雨の中、美琴は座っている。道ゆく人々は、誰1人として彼に目を向けない。他者から見れば、彼は単なる獣の一種でしか無いからだ。だが、そんな彼に手を差し伸べるものがいた。それは……
「はっ!」
そこで美琴は目を覚ました。美琴は、自身の体を舐め回すように見る。そして自分が服を一切着ていないことに気がつくと、目をぱちくりとさせた。
「美琴さん……戻ったんですね。」
マカは、嬉しそうな笑顔で彼に言う。彼は、一同を見て状況を察すると、ウルウルと涙を流し始めた。
「みんな……すまない……本当に……」
「良いんですよ、そんな事。」
「そう。助け合い。」
牛頭と馬頭は、優しく美琴の頭を撫でた。美琴は涙を拭うと、優しく2人の頭を撫で返した。そう言えば、2人は他人に頭を撫でられることに抵抗がなくなったのか。とマカは思う。これもカンダタの影響だろうか。

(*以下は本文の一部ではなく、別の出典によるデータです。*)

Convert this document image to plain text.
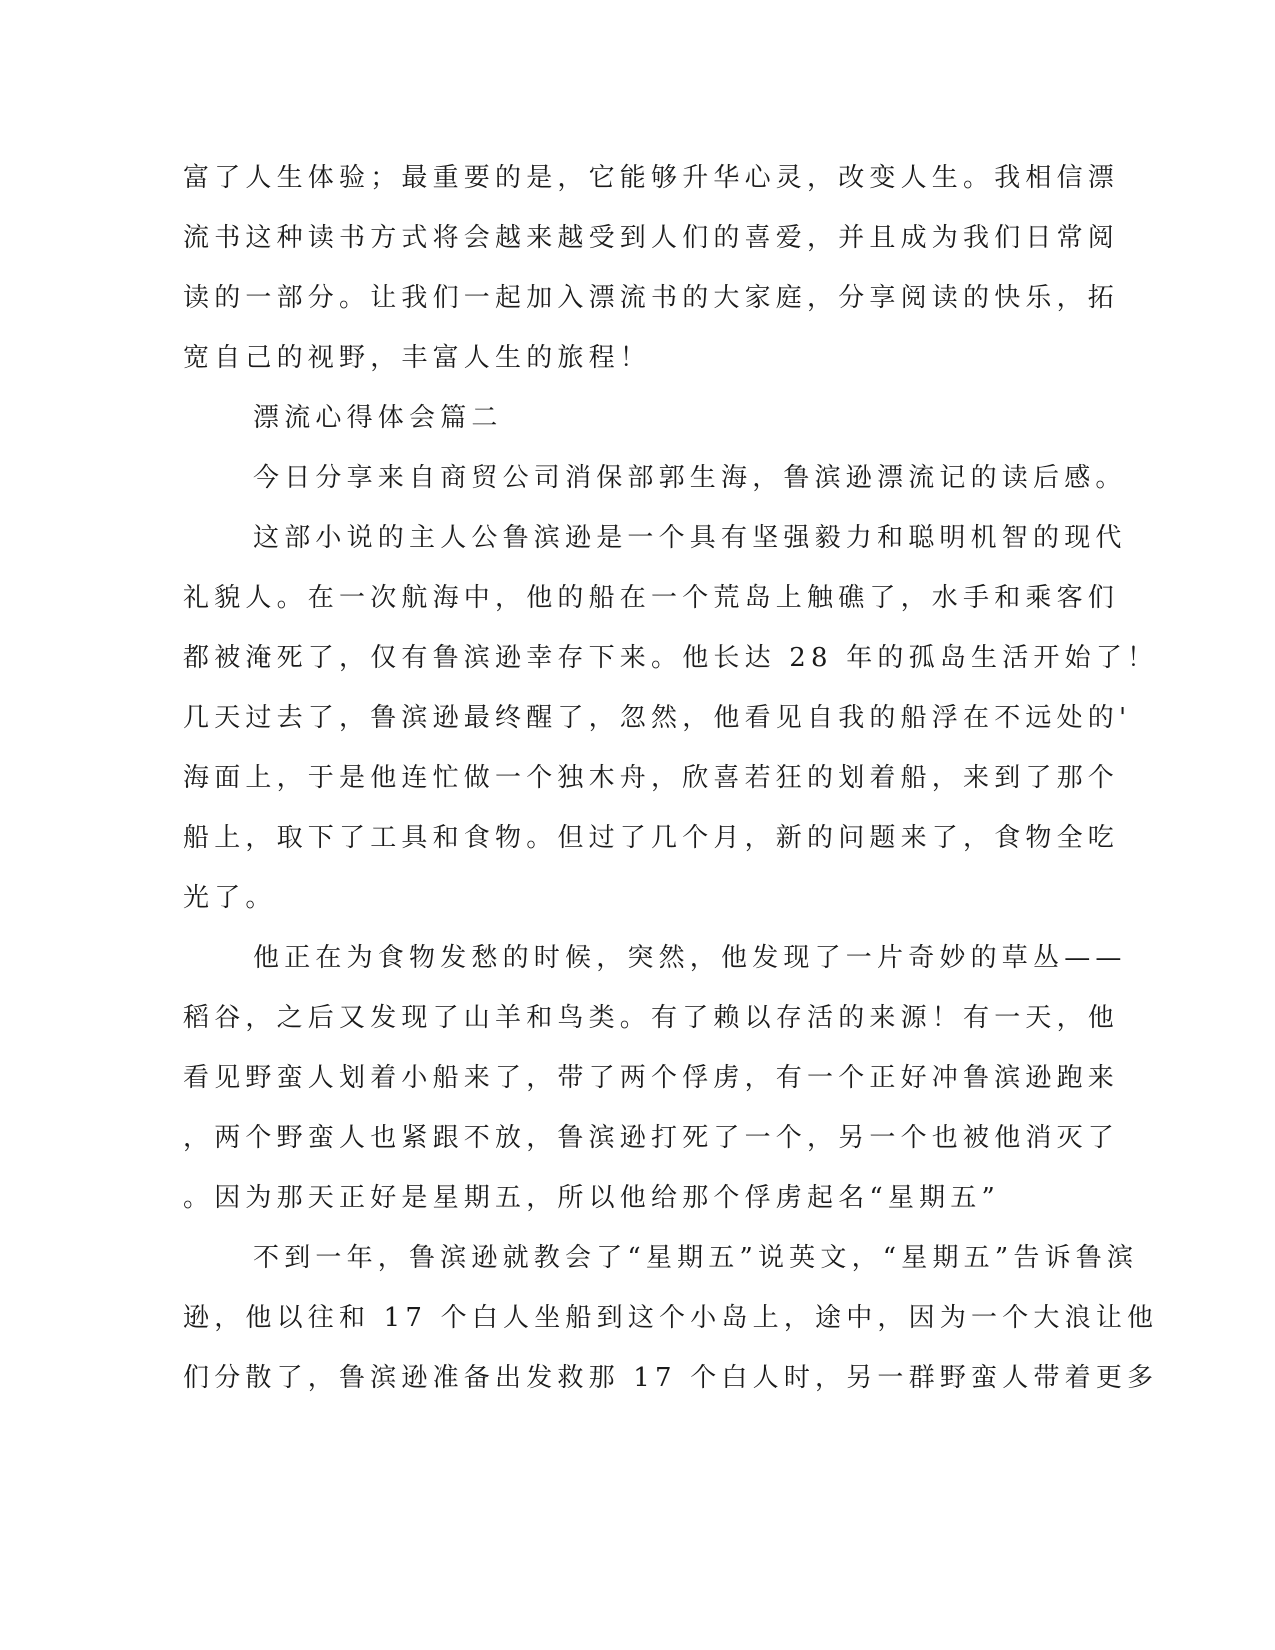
富了人生体验；最重要的是，它能够升华心灵，改变人生。我相信漂
流书这种读书方式将会越来越受到人们的喜爱，并且成为我们日常阅
读的一部分。让我们一起加入漂流书的大家庭，分享阅读的快乐，拓
宽自己的视野，丰富人生的旅程！
漂流心得体会篇二
今日分享来自商贸公司消保部郭生海，鲁滨逊漂流记的读后感。
这部小说的主人公鲁滨逊是一个具有坚强毅力和聪明机智的现代
礼貌人。在一次航海中，他的船在一个荒岛上触礁了，水手和乘客们
都被淹死了，仅有鲁滨逊幸存下来。他长达 28 年的孤岛生活开始了！
几天过去了，鲁滨逊最终醒了，忽然，他看见自我的船浮在不远处的'
海面上，于是他连忙做一个独木舟，欣喜若狂的划着船，来到了那个
船上，取下了工具和食物。但过了几个月，新的问题来了，食物全吃
光了。
他正在为食物发愁的时候，突然，他发现了一片奇妙的草丛——
稻谷，之后又发现了山羊和鸟类。有了赖以存活的来源！有一天，他
看见野蛮人划着小船来了，带了两个俘虏，有一个正好冲鲁滨逊跑来
，两个野蛮人也紧跟不放，鲁滨逊打死了一个，另一个也被他消灭了
。因为那天正好是星期五，所以他给那个俘虏起名“星期五”
不到一年，鲁滨逊就教会了“星期五”说英文，“星期五”告诉鲁滨
逊，他以往和 17 个白人坐船到这个小岛上，途中，因为一个大浪让他
们分散了，鲁滨逊准备出发救那 17 个白人时，另一群野蛮人带着更多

「さ、美琴さん。代わりの服です。……くすねて来たものですけど。これを着終わったらいきましょう!」
自慢げな笑顔を浮かべ、ウリエルはボロボロの軍服を差し出した。渋々彼はそれを着ると、スッと立ち上がった。
「美琴さん、僕らが引き連れた人たちは既に塔の前まで迫ったようです。」
納言は、無線機越しに届いた連絡を美琴に知らせる。彼はその知らせを聞くと、
「そうか……分かった。ところで……」
とラファエルとミカエルに視線を移す。
「いや……私は辞めておきます。私は貴方に私を理解して欲しかった。だけどずっと前から、私は理解してもらえていたんですね。」
ミカエルは、どこか悲しげな笑顔を浮かべてそう言った。
「ああ、そうだね。いつか君も来るさ。大事な人を守れる日が。」
美琴は、それとは対称的に、優しい笑顔で返した。
「貴方は?」
マカはそう言うと、ラファエルの方を見る。
「マフェットちゃんは無理だって。僕も同意見だ。」
ラファエルは、自身の右手のマペットの口をパクパクと動かしながら答えた。
「やっぱり記憶が消えても、2人は2人のままなんですね。……気が変わって倒したくなったなら、いつでもどうぞ。……それでは。」
ウリエルは、澄んだ瞳で2人に言うと、一同と共にその場を後にした。記憶が消える?それはどう言うことだ。裏切ったのはウリエルの方では無いのか?2人は眉を顰めた。その時、2人の脳内に記憶が流れ込んだ。
「……!」
なんだ、これは。どこの記憶だ。その頭の痛みに、2人はその場にうずくまり、そして原因不明の涙を流した。
「……」
マカは、走りながら何か違和感を感じていた。視界が悪い。いや、視界がむしろ冴えている。なんだ、この感覚は。人のものではない。気分がいいのに、気持ち悪い。その違和感の正体は、彼女含めた全員が知るよしも無かった。